Recently there has been growing interest in policy technology in the field of cloud computing. While everyone means something different by policy, for our purposes policy means anything that describes how the cloud should behave. Policy might dictate the ideal behavior for the cloud in terms of compute, networking, storage, and applications, or it might describe the cloud's ideal behavior in terms of cost, risk, and security. The abstractions and form of the description are irrelevant; what matters for us is that a policy describes how the cloud should behave.

Why Policy?

Why are policy languages important for the cloud? In any cloud, different people and organizations have different ideas about how that cloud ought to behave. For example:

  • Each end user has different computing needs.
  • The organization who owns the cloud wants it to operate efficiently and to obey service-level agreements.
  • Industries as a whole agree on best-practices for computing resources.
  • Governments pass laws that influence the cloud and the applications that run on it.

All of these real-world rules and regulations influence how the cloud must behave; yet, to achieve self-service (one of the basic goals of cloud computing), it is the cloud itself that must combine those different demands and work to obey them all. Expecting the end-user to understand all of the other peoples' demands is simply unrealistic.

Policy-based cloud management systems address this issue head-on. A policy language enables people to describe how they would each like the cloud to behave, using a language the computer system can understand. The system then combines the demands from all those different people and takes action to ensure those demands are all met (or at least identifies when they cannot be met).

Example

Here is an example of several different people all with different ideas about how the cloud ought to behave. The goal of a policy-based cloud-management system is to accept a description of these different demands and ensure that whatever happens in the cloud, these demands are all simultaneously met (or to at least identify when demands are not met).
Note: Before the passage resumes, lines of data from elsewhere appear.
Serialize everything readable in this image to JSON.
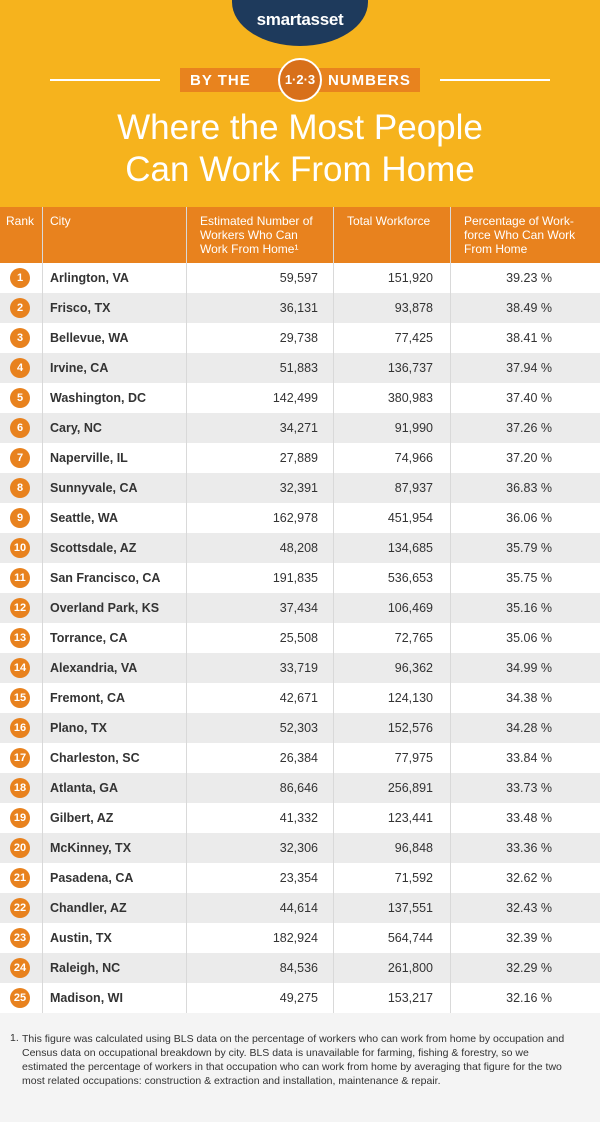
{
  "brand": "smartasset",
  "banner": {
    "left": "BY THE",
    "middle": "1·2·3",
    "right": "NUMBERS"
  },
  "title_lines": [
    "Where the Most People",
    "Can Work From Home"
  ],
  "table": {
    "headers": [
      "Rank",
      "City",
      "Estimated Number of Workers Who Can Work From Home¹",
      "Total Workforce",
      "Percentage of Work-force Who Can Work From Home"
    ],
    "rows": [
      [
        1,
        "Arlington, VA",
        "59,597",
        "151,920",
        "39.23 %"
      ],
      [
        2,
        "Frisco, TX",
        "36,131",
        "93,878",
        "38.49 %"
      ],
      [
        3,
        "Bellevue, WA",
        "29,738",
        "77,425",
        "38.41 %"
      ],
      [
        4,
        "Irvine, CA",
        "51,883",
        "136,737",
        "37.94 %"
      ],
      [
        5,
        "Washington, DC",
        "142,499",
        "380,983",
        "37.40 %"
      ],
      [
        6,
        "Cary, NC",
        "34,271",
        "91,990",
        "37.26 %"
      ],
      [
        7,
        "Naperville, IL",
        "27,889",
        "74,966",
        "37.20 %"
      ],
      [
        8,
        "Sunnyvale, CA",
        "32,391",
        "87,937",
        "36.83 %"
      ],
      [
        9,
        "Seattle, WA",
        "162,978",
        "451,954",
        "36.06 %"
      ],
      [
        10,
        "Scottsdale, AZ",
        "48,208",
        "134,685",
        "35.79 %"
      ],
      [
        11,
        "San Francisco, CA",
        "191,835",
        "536,653",
        "35.75 %"
      ],
      [
        12,
        "Overland Park, KS",
        "37,434",
        "106,469",
        "35.16 %"
      ],
      [
        13,
        "Torrance, CA",
        "25,508",
        "72,765",
        "35.06 %"
      ],
      [
        14,
        "Alexandria, VA",
        "33,719",
        "96,362",
        "34.99 %"
      ],
      [
        15,
        "Fremont, CA",
        "42,671",
        "124,130",
        "34.38 %"
      ],
      [
        16,
        "Plano, TX",
        "52,303",
        "152,576",
        "34.28 %"
      ],
      [
        17,
        "Charleston, SC",
        "26,384",
        "77,975",
        "33.84 %"
      ],
      [
        18,
        "Atlanta, GA",
        "86,646",
        "256,891",
        "33.73 %"
      ],
      [
        19,
        "Gilbert, AZ",
        "41,332",
        "123,441",
        "33.48 %"
      ],
      [
        20,
        "McKinney, TX",
        "32,306",
        "96,848",
        "33.36 %"
      ],
      [
        21,
        "Pasadena, CA",
        "23,354",
        "71,592",
        "32.62 %"
      ],
      [
        22,
        "Chandler, AZ",
        "44,614",
        "137,551",
        "32.43 %"
      ],
      [
        23,
        "Austin, TX",
        "182,924",
        "564,744",
        "32.39 %"
      ],
      [
        24,
        "Raleigh, NC",
        "84,536",
        "261,800",
        "32.29 %"
      ],
      [
        25,
        "Madison, WI",
        "49,275",
        "153,217",
        "32.16 %"
      ]
    ]
  },
  "footnote": {
    "marker": "1.",
    "text": "This figure was calculated using BLS data on the percentage of workers who can work from home by occupation and Census data on occupational breakdown by city. BLS data is unavailable for farming, fishing & forestry, so we estimated the percentage of workers in that occupation who can work from home by averaging that figure for the two most related occupations: construction & extraction and installation, maintenance & repair."
  }
}
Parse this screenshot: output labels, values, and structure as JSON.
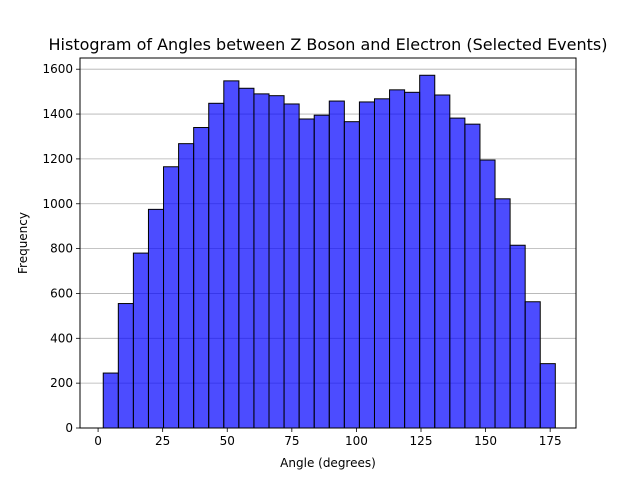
{
  "chart_data": {
    "type": "bar",
    "title": "Histogram of Angles between Z Boson and Electron (Selected Events)",
    "xlabel": "Angle (degrees)",
    "ylabel": "Frequency",
    "xlim": [
      -7,
      185
    ],
    "ylim": [
      0,
      1650
    ],
    "x_ticks": [
      0,
      25,
      50,
      75,
      100,
      125,
      150,
      175
    ],
    "y_ticks": [
      0,
      200,
      400,
      600,
      800,
      1000,
      1200,
      1400,
      1600
    ],
    "grid": "horizontal",
    "bin_start": 2,
    "bin_width": 5.833,
    "values": [
      245,
      555,
      780,
      975,
      1165,
      1268,
      1340,
      1448,
      1548,
      1515,
      1490,
      1482,
      1445,
      1378,
      1395,
      1458,
      1366,
      1454,
      1468,
      1508,
      1497,
      1573,
      1485,
      1382,
      1355,
      1195,
      1022,
      815,
      563,
      287
    ],
    "colors": {
      "fill": "#0000ff",
      "fill_opacity": 0.7,
      "edge": "#000000",
      "grid": "#b0b0b0"
    }
  }
}
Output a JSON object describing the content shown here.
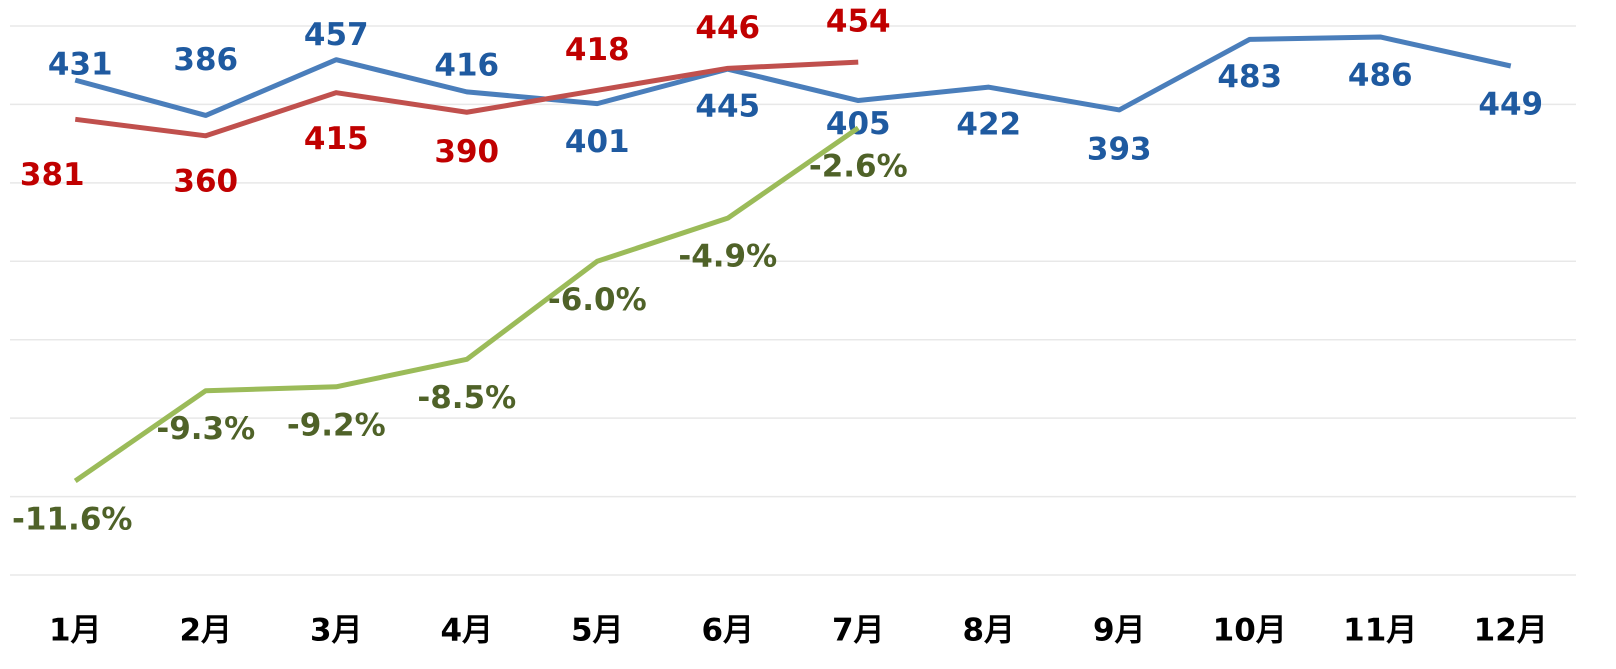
{
  "chart_data": {
    "type": "line",
    "categories": [
      "1月",
      "2月",
      "3月",
      "4月",
      "5月",
      "6月",
      "7月",
      "8月",
      "9月",
      "10月",
      "11月",
      "12月"
    ],
    "series": [
      {
        "color": "#4a7ebb",
        "label_color": "#1f5aa0",
        "values": [
          431,
          386,
          457,
          416,
          401,
          445,
          405,
          422,
          393,
          483,
          486,
          449
        ]
      },
      {
        "color": "#c0504d",
        "label_color": "#c00000",
        "values": [
          381,
          360,
          415,
          390,
          418,
          446,
          454,
          null,
          null,
          null,
          null,
          null
        ]
      },
      {
        "color": "#9bbb59",
        "label_color": "#4f6228",
        "axis": "y2",
        "values": [
          -11.6,
          -9.3,
          -9.2,
          -8.5,
          -6.0,
          -4.9,
          -2.6,
          null,
          null,
          null,
          null,
          null
        ],
        "value_labels": [
          "-11.6%",
          "-9.3%",
          "-9.2%",
          "-8.5%",
          "-6.0%",
          "-4.9%",
          "-2.6%",
          null,
          null,
          null,
          null,
          null
        ]
      }
    ],
    "ylim": [
      -200,
      500
    ],
    "yticks": [
      -200,
      -100,
      0,
      100,
      200,
      300,
      400,
      500
    ],
    "y2lim": [
      -14,
      0
    ],
    "grid": true
  }
}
  1. Application-developer: My 2-tier PCI app (database tier and web tier) can be deployed either for production or for development. When deployed for production, it needs
    • solid-state storage for the DB tier
    • all ports but 80 closed on the web tier
    • no network communication to DB tier except from the web tier
    • no VM in the DB tier can be deployed on the same hypervisor as another VM in the DB tier; same for the web tier
  2. Cloud operator
    • Applications deployed for production must have access to the internet.
    • Applications deployed for production must not be deployed in the DMZ cluster.
    • Applications deployed for production should scale based on load.
    • Applications deployed for development should have 1 VM instance per tier.
    • Every application must use VM images signed by an administrator.
  3. Compliance officer
    • No VM from a PCI app may be located on the same hypervisor as a VM from a non-PCI app.

Goals

The goal of this blog is to facilitate in-depth discussions about policy technology and how it can impact the world. We plan to include tutorials, system descriptions, deployment experiences, applications, algorithms, position pieces, etc. We will focus primarily on cloud computing, but we hope to include exciting advances in related areas as well.